У нее были длинные стройные ноги, тонкие черты лица и осанка балерины, и когда Энни удалилась в дамскую комнату, взглядом ее провожал не только Фрэнк. Но он еще в первую встречу в Национальном институте здоровья понял, что Энни совсем не чувствовала себя красивой. Она смущалась, когда ей говорили комплименты, и, похоже, совершенно не умела флиртовать. Осторожная, застенчивая, она почти всегда умудрялась избежать невиннейшего прикосновения. Ее окружала аура простодушия, что удивляло еще сильнее, если принимать в расчет ум, в остроте которого сомневаться не приходилось. Настоящая гениальность! При этом шестиклассницы, с которыми Фрэнку приходилось общаться (он делал для «Поста» статью о среднем образовании), лучше разбирались в жизни.
Так или иначе, хотя Энни в целом совершенно не умела поддерживать беседу, о работе она говорила с удовольствием, да и с чувством юмора у нее все было в порядке.
Так Фрэнк осторожно вел беседу на безопасные темы и внимательно слушал. Это помогало. Энни на глазах успокаивалась, вскоре напряжение исчезло вовсе. Фрэнка иногда начинало беспокоить свое унаследованное от отца умение подстроиться под любого человека, сделаться идеальным дополнением к кому угодно, вне зависимости от того, зачем это надо. Опасный дар.
Но на этот раз даже воспоминание об отце, походить на которого ему хотелось меньше всего, не остановило Фрэнка. Как только Энни вернулась, он взял ее за руку и не отпустил, когда она неловко попыталась освободиться.
— Не дергайся, я к тебе не пристаю. Просто хочу посмотреть на твою руку.
— Зачем? — настороженно переспросила девушка, все еще опасаясь подвоха.
— Чтобы предсказать твое будущее.
— Не говори глупостей, — рассмеялась Энни.
— По-твоему, я не смогу предсказать будущее? — картинно обиделся Фрэнк.
— Нет.
— А вот и смогу.
Энни снова рассмеялась:
— Где этому учат, в школе предсказателей?
— Разумеется, нет, — с готовностью объяснил Фрэнк, — в «Американской школе хиромантии». Я там не учился, просто писал статью о хироманте.
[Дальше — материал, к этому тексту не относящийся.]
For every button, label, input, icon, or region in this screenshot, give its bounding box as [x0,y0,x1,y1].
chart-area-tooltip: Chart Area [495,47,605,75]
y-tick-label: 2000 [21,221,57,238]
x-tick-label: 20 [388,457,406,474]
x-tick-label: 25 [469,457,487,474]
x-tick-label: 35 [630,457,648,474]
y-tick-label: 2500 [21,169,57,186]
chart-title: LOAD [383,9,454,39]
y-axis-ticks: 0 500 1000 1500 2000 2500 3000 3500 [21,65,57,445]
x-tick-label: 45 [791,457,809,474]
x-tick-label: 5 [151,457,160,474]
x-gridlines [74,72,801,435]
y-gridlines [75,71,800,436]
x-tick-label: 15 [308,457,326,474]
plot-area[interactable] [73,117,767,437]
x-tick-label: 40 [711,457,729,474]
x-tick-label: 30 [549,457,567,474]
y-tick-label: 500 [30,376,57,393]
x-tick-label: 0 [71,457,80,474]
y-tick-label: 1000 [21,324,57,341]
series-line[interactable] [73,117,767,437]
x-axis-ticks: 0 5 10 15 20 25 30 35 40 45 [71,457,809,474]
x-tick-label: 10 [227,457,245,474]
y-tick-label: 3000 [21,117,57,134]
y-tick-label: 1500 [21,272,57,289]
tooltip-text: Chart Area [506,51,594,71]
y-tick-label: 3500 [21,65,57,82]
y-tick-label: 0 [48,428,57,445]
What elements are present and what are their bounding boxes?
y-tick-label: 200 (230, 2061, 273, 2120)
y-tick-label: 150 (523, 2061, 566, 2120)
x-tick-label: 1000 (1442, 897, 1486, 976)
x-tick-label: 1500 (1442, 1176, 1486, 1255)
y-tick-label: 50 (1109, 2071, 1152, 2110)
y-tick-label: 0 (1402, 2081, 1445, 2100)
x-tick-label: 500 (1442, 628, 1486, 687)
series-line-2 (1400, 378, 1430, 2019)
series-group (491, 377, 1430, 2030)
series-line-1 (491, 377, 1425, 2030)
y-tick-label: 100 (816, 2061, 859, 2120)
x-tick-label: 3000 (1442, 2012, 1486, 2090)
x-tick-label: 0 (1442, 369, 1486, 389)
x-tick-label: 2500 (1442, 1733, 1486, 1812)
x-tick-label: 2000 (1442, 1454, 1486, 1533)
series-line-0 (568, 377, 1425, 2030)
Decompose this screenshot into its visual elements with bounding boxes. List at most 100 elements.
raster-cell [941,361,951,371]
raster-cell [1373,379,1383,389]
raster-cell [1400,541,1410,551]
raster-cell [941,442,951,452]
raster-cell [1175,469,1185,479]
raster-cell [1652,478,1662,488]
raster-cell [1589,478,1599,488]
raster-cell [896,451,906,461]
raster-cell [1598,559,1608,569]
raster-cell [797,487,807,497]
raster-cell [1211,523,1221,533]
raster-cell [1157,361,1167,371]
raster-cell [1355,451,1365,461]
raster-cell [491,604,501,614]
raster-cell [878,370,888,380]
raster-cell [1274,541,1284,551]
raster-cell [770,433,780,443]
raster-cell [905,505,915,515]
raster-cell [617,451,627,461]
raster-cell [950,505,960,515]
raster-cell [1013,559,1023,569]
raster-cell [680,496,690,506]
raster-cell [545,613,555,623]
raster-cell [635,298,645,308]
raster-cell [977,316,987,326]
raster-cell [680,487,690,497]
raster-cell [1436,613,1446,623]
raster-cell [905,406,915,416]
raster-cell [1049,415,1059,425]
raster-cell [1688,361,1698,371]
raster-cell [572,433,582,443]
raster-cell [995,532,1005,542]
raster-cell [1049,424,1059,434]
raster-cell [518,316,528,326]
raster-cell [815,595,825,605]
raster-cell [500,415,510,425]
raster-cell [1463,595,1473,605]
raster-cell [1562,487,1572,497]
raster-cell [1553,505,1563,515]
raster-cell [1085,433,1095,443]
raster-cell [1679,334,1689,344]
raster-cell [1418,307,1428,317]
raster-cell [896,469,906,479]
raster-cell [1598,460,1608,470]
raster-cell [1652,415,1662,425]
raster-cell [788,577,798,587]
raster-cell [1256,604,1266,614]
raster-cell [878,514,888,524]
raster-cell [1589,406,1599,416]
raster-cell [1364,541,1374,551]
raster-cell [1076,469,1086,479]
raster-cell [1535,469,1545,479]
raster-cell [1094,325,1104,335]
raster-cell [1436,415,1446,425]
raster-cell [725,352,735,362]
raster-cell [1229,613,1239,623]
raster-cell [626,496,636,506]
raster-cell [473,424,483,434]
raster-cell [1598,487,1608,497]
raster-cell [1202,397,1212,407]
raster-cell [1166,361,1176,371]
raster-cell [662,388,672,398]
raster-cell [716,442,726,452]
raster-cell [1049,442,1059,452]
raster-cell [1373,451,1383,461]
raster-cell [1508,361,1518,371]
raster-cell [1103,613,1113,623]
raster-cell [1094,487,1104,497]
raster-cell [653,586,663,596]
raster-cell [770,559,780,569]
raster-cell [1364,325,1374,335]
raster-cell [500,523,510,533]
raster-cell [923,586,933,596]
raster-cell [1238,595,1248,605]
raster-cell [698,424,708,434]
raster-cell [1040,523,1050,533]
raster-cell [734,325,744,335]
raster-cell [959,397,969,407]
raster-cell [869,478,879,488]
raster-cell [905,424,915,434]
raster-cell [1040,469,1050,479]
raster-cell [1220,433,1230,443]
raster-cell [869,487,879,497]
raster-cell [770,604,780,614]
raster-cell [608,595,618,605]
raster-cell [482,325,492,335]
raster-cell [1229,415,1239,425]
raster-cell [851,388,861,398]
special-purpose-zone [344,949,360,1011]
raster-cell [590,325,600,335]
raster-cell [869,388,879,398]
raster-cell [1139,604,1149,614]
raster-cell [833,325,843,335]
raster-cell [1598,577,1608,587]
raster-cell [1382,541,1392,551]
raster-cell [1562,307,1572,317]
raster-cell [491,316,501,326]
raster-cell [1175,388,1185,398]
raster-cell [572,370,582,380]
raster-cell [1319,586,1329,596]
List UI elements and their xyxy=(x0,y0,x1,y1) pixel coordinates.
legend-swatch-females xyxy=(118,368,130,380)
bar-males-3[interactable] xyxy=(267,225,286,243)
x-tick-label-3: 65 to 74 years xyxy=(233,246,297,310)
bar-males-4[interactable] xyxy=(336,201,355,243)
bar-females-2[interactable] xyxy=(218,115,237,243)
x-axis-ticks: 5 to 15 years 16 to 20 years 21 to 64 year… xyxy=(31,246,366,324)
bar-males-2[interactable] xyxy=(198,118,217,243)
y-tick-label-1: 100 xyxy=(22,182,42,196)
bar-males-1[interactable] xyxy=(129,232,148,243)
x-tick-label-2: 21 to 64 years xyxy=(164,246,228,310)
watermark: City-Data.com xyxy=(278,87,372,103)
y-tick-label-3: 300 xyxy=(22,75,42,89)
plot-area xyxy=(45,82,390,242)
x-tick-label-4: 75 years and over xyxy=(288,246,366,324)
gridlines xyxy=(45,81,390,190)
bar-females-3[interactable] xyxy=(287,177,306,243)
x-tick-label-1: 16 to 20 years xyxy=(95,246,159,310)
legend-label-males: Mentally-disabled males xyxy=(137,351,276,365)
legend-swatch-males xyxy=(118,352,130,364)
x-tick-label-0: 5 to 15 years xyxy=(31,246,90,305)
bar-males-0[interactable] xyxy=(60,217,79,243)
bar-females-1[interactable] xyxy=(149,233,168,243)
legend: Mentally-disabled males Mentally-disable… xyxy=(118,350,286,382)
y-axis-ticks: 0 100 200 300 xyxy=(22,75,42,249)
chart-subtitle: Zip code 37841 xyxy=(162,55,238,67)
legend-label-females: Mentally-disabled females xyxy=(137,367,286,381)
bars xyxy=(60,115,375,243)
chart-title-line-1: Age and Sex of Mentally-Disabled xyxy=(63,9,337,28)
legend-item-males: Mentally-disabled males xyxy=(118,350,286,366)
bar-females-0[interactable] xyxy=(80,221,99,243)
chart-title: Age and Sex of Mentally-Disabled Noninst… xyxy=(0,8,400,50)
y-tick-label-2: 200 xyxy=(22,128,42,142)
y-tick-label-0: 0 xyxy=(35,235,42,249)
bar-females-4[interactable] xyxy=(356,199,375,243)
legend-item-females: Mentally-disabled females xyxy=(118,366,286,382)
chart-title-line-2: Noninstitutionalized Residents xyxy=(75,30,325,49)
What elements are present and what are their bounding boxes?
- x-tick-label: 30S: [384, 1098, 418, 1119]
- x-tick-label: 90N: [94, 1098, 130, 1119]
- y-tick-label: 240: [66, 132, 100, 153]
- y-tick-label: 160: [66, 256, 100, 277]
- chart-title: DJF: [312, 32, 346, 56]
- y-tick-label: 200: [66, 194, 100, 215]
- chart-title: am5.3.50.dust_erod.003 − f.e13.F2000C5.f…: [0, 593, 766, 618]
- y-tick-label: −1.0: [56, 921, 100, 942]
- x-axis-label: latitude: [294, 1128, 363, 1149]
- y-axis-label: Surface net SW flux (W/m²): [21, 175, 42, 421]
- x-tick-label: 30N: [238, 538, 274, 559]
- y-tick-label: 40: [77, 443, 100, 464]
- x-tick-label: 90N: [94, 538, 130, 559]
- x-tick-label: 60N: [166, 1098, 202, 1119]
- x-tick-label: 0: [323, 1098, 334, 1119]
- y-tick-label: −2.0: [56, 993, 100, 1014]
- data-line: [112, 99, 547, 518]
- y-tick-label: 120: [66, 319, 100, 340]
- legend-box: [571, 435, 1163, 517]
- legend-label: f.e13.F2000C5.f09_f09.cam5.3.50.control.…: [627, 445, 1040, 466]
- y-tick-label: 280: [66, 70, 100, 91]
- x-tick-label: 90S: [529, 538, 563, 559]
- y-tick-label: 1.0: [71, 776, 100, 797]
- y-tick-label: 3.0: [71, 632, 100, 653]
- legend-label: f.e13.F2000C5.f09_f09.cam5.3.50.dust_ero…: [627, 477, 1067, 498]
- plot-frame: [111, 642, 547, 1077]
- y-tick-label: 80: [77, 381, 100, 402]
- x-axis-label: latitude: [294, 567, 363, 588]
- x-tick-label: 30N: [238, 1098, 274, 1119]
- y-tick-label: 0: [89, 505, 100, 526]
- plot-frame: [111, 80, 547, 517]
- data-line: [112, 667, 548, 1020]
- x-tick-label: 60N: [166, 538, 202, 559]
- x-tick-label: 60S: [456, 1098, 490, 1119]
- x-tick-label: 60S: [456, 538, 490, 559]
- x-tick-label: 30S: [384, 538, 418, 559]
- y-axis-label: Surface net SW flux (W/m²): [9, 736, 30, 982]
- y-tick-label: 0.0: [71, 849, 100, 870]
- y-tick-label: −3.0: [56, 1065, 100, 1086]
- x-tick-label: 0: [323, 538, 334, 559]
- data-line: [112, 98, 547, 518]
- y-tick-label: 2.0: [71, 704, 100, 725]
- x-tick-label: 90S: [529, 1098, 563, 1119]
Видела вывески? Обычно это большая картонная ладонь с цифрами, выставленная в окне белого домика у шоссе, как правило, неподалеку от реставратора флагов и торговца золотыми рыбками. Вот я и подумал: «Кто к ним вообще ходит?»
— Люди с флагами, наверное. И с рыбками.
— И с руками, — кивнул Фрэнк. — В общем, я зашел к некоей мадам Рурак — «оракулу Хайатстауна» — и получил у нее разрешение поговорить с клиентами. Оказывается, это самые разные люди, причем совершенно обыкновенные.
— И что, вся эта хиромантия — полная ерунда?
— Не знаю, — пожал плечами Фрэнк, не отпуская ее руку.
— В чем же смысл? Зачем ходить к хироманту?
— Люди всегда уходят в хорошем настроении, — объяснил Фрэнк. — Своего рода утешение: «Все здесь, прямо на ладони, все записано». Что бы ты ни делал — купил акции «Интел», научился играть на гитаре, позвал Шерри Дадли на свидание, — все это уже не имеет никакого значения, ибо судьба предречена заранее линией жизни или сердца. Это людям и нравится. Снимает напряжение.
— Кто такая Шерри Дадли? — рассмеялась Энни.
— Не скажу.
Энни снова рассмеялась.
— Но ведь ты в это не веришь?
— Во что? В судьбу? — Он сжал ее руку в кулак, снова разогнул пальцы и пристально вгляделся в линии на ладони. — Конечно, верю. Я вижу... Ага! Новый человек в твоей жизни!
— Неужели? — с сомнением протянула она.
— Да. У вас будут замечательные отношения. Главное, ты не должна в нем сомневаться.
— И он, конечно, будет высоким смуглым красавцем?